Enders Island Retreat Seeks Affordable Housing Grant to Build New Septic System, Faces Legal Challenge
STONINGTON — St. Edmund’s Retreat, an addiction recovery program on Enders Island that has faced years of opposition from neighbors and an heir to Alys Enders, will go to a hearing on Wednesday to discuss plans to fund a new sewage system through an intended Discuss block grant for affordable housing development.
Neighbors and an heir of Alys Enders say the plans for the retreat are contrary to the will of Alys Enders, who bequeathed the property for novitiate formation or as a retreat for priests from the Diocese of Norwich.
The hearing, scheduled for 6:30 p.m. Wednesday at the City Borough Office, 40 Field Street, Pawcatuck, is being held by the Board of Selectmen to solicit public input on the $600,000 Community Development Block Grant.
Susan Cullen, the city’s director of economic and community development, explained that the retreat qualifies for the affordable housing benefit because program participants earn less than $10,000 a year, which is below the 25 percent threshold for that average area income.
Father Tom Hoar, St Edmund’s retreat leader, said St Edmunds Retreat is a “recovery community” that can accommodate a maximum of 12 men.
“All the boys in our recovery community have no money and we can take care of them through fundraising and generous support from people.

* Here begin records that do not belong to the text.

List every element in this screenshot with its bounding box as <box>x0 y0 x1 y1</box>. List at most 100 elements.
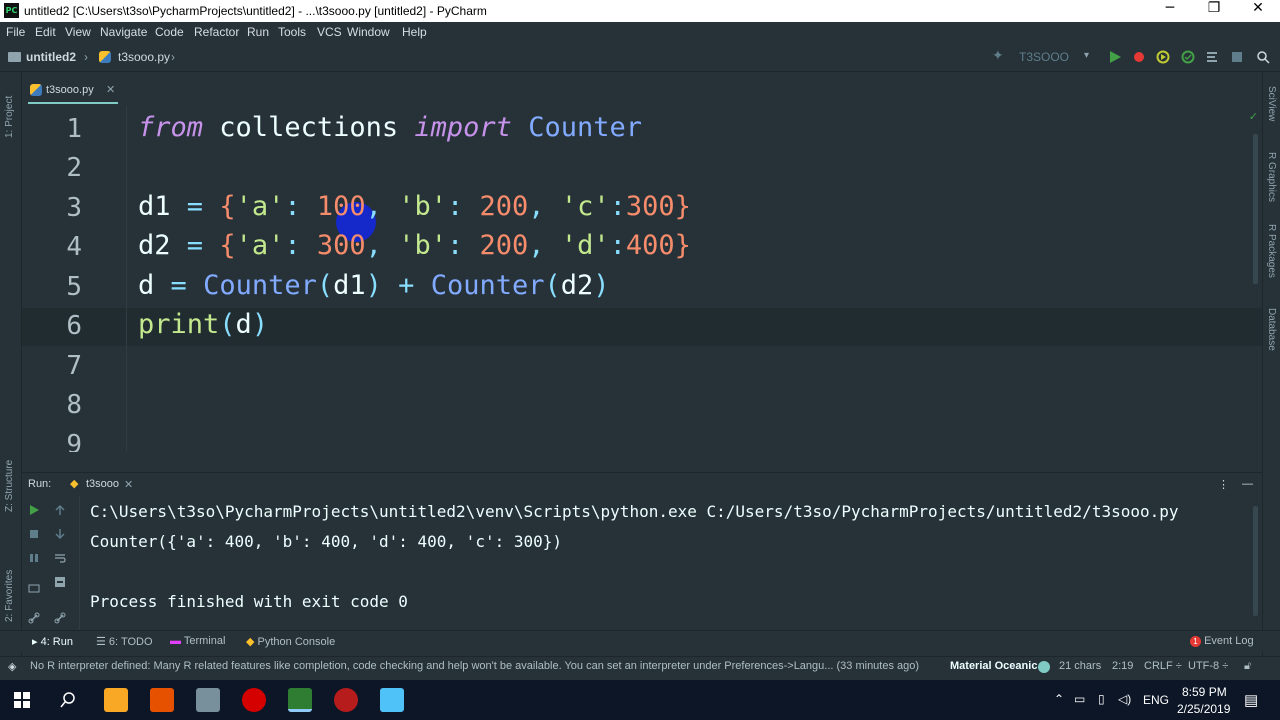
print-icon[interactable] <box>54 576 66 588</box>
recorder-icon[interactable] <box>334 688 358 712</box>
rerun-icon[interactable] <box>28 504 40 516</box>
line-separator[interactable]: CRLF ÷ <box>1144 660 1182 672</box>
breadcrumb-project[interactable]: untitled2 <box>26 50 76 64</box>
minimize-button[interactable]: ─ <box>1148 0 1192 22</box>
concurrency-icon[interactable] <box>1206 50 1220 64</box>
run-output-panel[interactable]: C:\Users\t3so\PycharmProjects\untitled2\… <box>22 496 1262 630</box>
menu-window[interactable]: Window <box>347 25 390 39</box>
run-tool-tab[interactable]: ▸ 4: Run <box>32 635 73 648</box>
editor-scrollbar[interactable] <box>1253 134 1258 284</box>
chevron-right-icon: › <box>171 50 175 64</box>
menu-refactor[interactable]: Refactor <box>194 25 239 39</box>
file-encoding[interactable]: UTF-8 ÷ <box>1188 660 1228 672</box>
stop-icon[interactable] <box>28 528 40 540</box>
run-tab-label[interactable]: t3sooo <box>86 478 119 490</box>
close-run-tab-icon[interactable]: ✕ <box>124 478 133 491</box>
arrow-up-icon[interactable] <box>54 504 66 516</box>
run-icon[interactable] <box>1108 50 1122 64</box>
file-explorer-icon[interactable] <box>104 688 128 712</box>
more-options-icon[interactable]: ⋮ <box>1218 478 1229 491</box>
link-alt-icon[interactable] <box>54 612 66 624</box>
menu-run[interactable]: Run <box>247 25 269 39</box>
network-icon[interactable]: ▭ <box>1074 692 1085 706</box>
notes-icon[interactable] <box>380 688 404 712</box>
coverage-icon[interactable] <box>1156 50 1170 64</box>
language-indicator[interactable]: ENG <box>1143 693 1169 707</box>
sublime-text-icon[interactable] <box>150 688 174 712</box>
app-icon[interactable] <box>196 688 220 712</box>
output-scrollbar[interactable] <box>1253 506 1258 616</box>
char-count: 21 chars <box>1059 660 1102 672</box>
python-console-tool-tab[interactable]: ◆ Python Console <box>246 635 335 648</box>
checkmark-icon: ✓ <box>1248 110 1258 123</box>
run-tool-tab-label: 4: Run <box>40 636 73 648</box>
sciview-tool-tab[interactable]: SciView <box>1266 86 1277 121</box>
stop-icon[interactable] <box>1230 50 1244 64</box>
arrow-down-icon[interactable] <box>54 528 66 540</box>
line-number: 5 <box>66 272 82 302</box>
code-line: from collections import Counter <box>138 112 642 143</box>
menu-bar: File Edit View Navigate Code Refactor Ru… <box>0 22 1280 42</box>
notifications-icon[interactable]: ▤ <box>1244 691 1258 709</box>
restore-layout-icon[interactable] <box>28 582 40 594</box>
code-line: print(d) <box>138 309 269 340</box>
caret-position[interactable]: 2:19 <box>1112 660 1133 672</box>
code-editor[interactable]: 1 2 3 4 5 6 7 8 9 from collections impor… <box>22 106 1262 452</box>
menu-code[interactable]: Code <box>155 25 184 39</box>
link-icon[interactable] <box>28 612 40 624</box>
menu-navigate[interactable]: Navigate <box>100 25 147 39</box>
run-configuration-select[interactable]: ✦ T3SOOO ▾ <box>986 47 1098 67</box>
clock-date[interactable]: 2/25/2019 <box>1177 702 1230 716</box>
r-graphics-tool-tab[interactable]: R Graphics <box>1266 152 1277 202</box>
line-number: 3 <box>66 193 82 223</box>
menu-vcs[interactable]: VCS <box>317 25 342 39</box>
todo-tool-tab[interactable]: ☰ 6: TODO <box>96 635 153 648</box>
project-tool-tab[interactable]: 1: Project <box>4 96 15 138</box>
menu-help[interactable]: Help <box>402 25 427 39</box>
soft-wrap-icon[interactable] <box>54 552 66 564</box>
close-window-button[interactable]: ✕ <box>1236 0 1280 22</box>
editor-tab-label: t3sooo.py <box>46 84 94 96</box>
left-tool-strip: 1: Project Z: Structure 2: Favorites <box>0 72 22 656</box>
menu-file[interactable]: File <box>6 25 25 39</box>
clock-time[interactable]: 8:59 PM <box>1182 685 1227 699</box>
python-config-icon: ✦ <box>992 48 1004 64</box>
profile-icon[interactable] <box>1181 50 1195 64</box>
line-number: 7 <box>66 351 82 381</box>
debug-icon[interactable] <box>1132 50 1146 64</box>
code-line: d2 = {'a': 300, 'b': 200, 'd':400} <box>138 230 691 261</box>
python-file-icon <box>30 84 42 96</box>
database-tool-tab[interactable]: Database <box>1266 308 1277 351</box>
close-tab-icon[interactable]: ✕ <box>106 83 115 96</box>
chevron-down-icon: ▾ <box>1084 50 1090 61</box>
code-line: d = Counter(d1) + Counter(d2) <box>138 270 610 301</box>
pycharm-taskbar-icon[interactable] <box>288 688 312 712</box>
lock-icon[interactable]: 🔓︎ <box>1244 660 1251 673</box>
search-everywhere-icon[interactable] <box>1256 50 1270 64</box>
pause-icon[interactable] <box>28 552 40 564</box>
editor-tab[interactable]: t3sooo.py ✕ <box>28 78 118 104</box>
breadcrumb-file[interactable]: t3sooo.py <box>118 50 170 64</box>
windows-start-icon[interactable] <box>14 692 30 708</box>
opera-icon[interactable] <box>242 688 266 712</box>
hide-panel-icon[interactable]: — <box>1242 478 1253 490</box>
volume-icon[interactable]: ◁) <box>1118 692 1131 706</box>
r-packages-tool-tab[interactable]: R Packages <box>1266 224 1277 278</box>
terminal-tool-tab[interactable]: ▬ Terminal <box>170 635 225 647</box>
status-message[interactable]: No R interpreter defined: Many R related… <box>30 660 919 672</box>
run-panel-label: Run: <box>28 478 52 490</box>
event-log-tool-tab[interactable]: 1 Event Log <box>1190 635 1254 647</box>
line-number: 9 <box>66 430 82 452</box>
run-configuration-label: T3SOOO <box>1019 50 1070 64</box>
python-console-icon: ◆ <box>246 636 255 648</box>
battery-icon[interactable]: ▯ <box>1098 692 1105 706</box>
search-icon[interactable] <box>60 692 76 708</box>
theme-indicator[interactable]: Material Oceanic <box>950 660 1037 672</box>
menu-tools[interactable]: Tools <box>278 25 306 39</box>
menu-view[interactable]: View <box>65 25 91 39</box>
restore-button[interactable]: ❐ <box>1192 0 1236 22</box>
menu-edit[interactable]: Edit <box>35 25 56 39</box>
structure-tool-tab[interactable]: Z: Structure <box>4 460 15 512</box>
favorites-tool-tab[interactable]: 2: Favorites <box>4 570 15 622</box>
tray-chevron-up-icon[interactable]: ⌃ <box>1054 692 1064 706</box>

If they weren’t with us, they’d probably be out on the street somewhere because they’ve been through detox and rehab,” he said. “Our program helps them repair the debris of their past and shows them the way to a healthy, balanced and productive life.”

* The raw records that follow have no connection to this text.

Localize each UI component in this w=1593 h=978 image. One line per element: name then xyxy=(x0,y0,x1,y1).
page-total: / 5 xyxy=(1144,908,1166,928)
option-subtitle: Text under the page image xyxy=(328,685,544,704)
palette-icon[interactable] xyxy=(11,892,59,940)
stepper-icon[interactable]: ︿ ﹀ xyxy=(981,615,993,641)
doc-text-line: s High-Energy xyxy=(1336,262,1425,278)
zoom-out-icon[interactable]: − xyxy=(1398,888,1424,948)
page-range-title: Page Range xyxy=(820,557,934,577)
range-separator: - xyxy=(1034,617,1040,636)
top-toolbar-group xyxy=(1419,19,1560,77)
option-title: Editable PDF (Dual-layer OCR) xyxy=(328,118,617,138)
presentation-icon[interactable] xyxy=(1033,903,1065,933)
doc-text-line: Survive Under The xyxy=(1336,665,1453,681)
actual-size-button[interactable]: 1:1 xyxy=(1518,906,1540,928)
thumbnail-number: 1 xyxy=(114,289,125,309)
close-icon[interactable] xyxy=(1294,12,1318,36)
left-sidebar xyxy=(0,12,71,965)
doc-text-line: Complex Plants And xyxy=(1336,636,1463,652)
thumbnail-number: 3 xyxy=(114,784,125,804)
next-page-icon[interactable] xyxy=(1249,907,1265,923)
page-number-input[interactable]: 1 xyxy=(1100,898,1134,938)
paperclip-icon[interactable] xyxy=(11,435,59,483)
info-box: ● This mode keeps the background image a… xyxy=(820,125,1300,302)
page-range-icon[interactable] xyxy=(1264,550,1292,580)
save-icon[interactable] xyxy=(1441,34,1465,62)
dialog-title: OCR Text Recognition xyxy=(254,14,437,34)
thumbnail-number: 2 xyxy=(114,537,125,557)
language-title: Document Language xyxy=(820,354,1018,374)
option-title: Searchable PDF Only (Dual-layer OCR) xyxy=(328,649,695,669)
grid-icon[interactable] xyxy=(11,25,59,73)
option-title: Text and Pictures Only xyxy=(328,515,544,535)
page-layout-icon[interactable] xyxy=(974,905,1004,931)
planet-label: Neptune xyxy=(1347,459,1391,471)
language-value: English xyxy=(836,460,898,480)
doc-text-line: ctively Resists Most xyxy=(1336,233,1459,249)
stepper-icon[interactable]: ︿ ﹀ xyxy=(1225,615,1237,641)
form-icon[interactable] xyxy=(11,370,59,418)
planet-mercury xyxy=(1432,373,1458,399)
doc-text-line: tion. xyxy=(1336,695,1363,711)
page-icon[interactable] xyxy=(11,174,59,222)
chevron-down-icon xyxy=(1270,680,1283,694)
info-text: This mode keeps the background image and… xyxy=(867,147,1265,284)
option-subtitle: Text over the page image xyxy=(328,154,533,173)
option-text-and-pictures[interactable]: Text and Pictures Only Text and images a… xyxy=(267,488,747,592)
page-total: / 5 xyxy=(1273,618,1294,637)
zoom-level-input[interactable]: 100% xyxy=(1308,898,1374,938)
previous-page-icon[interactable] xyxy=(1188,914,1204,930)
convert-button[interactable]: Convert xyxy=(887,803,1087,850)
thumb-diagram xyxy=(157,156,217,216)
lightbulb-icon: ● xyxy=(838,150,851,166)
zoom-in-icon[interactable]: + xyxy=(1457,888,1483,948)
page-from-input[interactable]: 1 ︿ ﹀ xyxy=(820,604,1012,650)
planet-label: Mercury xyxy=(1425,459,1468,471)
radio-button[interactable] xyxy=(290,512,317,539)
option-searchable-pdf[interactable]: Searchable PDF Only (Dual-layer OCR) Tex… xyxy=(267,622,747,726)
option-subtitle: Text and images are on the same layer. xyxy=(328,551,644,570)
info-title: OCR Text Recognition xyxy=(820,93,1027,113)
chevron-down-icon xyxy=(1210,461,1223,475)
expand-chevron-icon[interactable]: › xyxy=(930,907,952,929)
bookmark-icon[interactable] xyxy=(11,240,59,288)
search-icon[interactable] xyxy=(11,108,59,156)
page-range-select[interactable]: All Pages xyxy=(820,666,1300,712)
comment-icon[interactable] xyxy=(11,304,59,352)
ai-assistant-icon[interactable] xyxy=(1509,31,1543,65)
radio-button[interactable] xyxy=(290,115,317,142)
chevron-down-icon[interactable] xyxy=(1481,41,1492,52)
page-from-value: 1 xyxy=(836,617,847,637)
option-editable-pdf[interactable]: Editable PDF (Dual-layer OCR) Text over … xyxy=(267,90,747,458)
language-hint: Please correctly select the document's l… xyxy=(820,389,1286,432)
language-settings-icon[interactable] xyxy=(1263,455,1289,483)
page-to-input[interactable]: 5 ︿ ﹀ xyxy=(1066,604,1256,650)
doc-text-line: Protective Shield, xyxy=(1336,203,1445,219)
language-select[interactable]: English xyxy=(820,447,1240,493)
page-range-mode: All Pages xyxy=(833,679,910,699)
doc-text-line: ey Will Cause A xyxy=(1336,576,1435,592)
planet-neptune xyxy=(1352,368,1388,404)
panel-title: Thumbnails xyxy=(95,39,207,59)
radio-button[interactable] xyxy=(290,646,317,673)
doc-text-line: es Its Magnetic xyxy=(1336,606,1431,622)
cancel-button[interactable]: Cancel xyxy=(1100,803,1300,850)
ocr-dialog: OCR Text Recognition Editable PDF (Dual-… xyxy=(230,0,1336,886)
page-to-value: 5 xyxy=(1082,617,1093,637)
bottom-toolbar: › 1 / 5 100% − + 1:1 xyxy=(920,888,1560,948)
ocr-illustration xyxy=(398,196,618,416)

According to the grant application, the purpose of the project is to repair parts of the existing system vulnerable to storm surges and replace it with a centralized, advanced sewage system that will significantly reduce nitrogen and pollutants.
Hoar said the $1.25 million septic system will be funded through a combination of grants.
But according to neighbors, the retreat holds business meetings, seminars and parties on the island in violation of Alys Enders’ will, which included two documentary restrictions: that the property be used solely for novice training or as a retreat for priests from the Diocese of Norwich.
“One of the leaders of the battle has been suing us since 2018 just because we exist and they don’t like our traffic. We only account for 23% of the traffic on Masons Island,” said Hoar. “We’ve had so many court-ordered mediation sessions, and they want to limit the number of people that come to church, they want to limit the number of people that come to AA meetings, it’s just confusing.”
Hoar said the nearby Masons Island Yacht Club hosts large events and weddings that last late into the evening, but the neighbors who are suing the retreat have not filed a complaint against the club.
The group of neighbors, who are likely to take the matter to court next year, disagreed with a 2017 report from the city’s planning department and Jason Vincent, the city’s planning director at the time, concluding that the retreat was legally noncompliant, prior use . The group also disagreed with the city’s 2018 decision by the City’s Zoning Appeals Committee not to hold a public hearing on the group’s objection to the report’s conclusions.
Additionally, Hoar said, the retreat’s 700-foot levee replacement project is on hold due to litigation.
In order to move forward with the project, the Army Corps of Engineers needs clear title title to the property, but the heirs have retained reversionary interest rights. The retreat center received eviction claims from 33 heirs — leaving the Girls Scouts of America, Mystic Seaport, and a great-grandnephew, John Steffian Jr., as remnants.
Hoar said the withdrawal came to an agreement with the Girl Scouts and the Seaport, each getting their 1.25 percent if the island is ever sold for a profit.
But the great-grandnephew, who owns 3.125 percent of Enders’ estate, has refused to sign a receipt and the matter will go to trial in the Court of Complex Litigation in Waterbury in December, Hoar said.
“The dyke was never built – we are still waiting. The Army Corps is ready to move forward as soon as we have 100 percent,” Hoar said.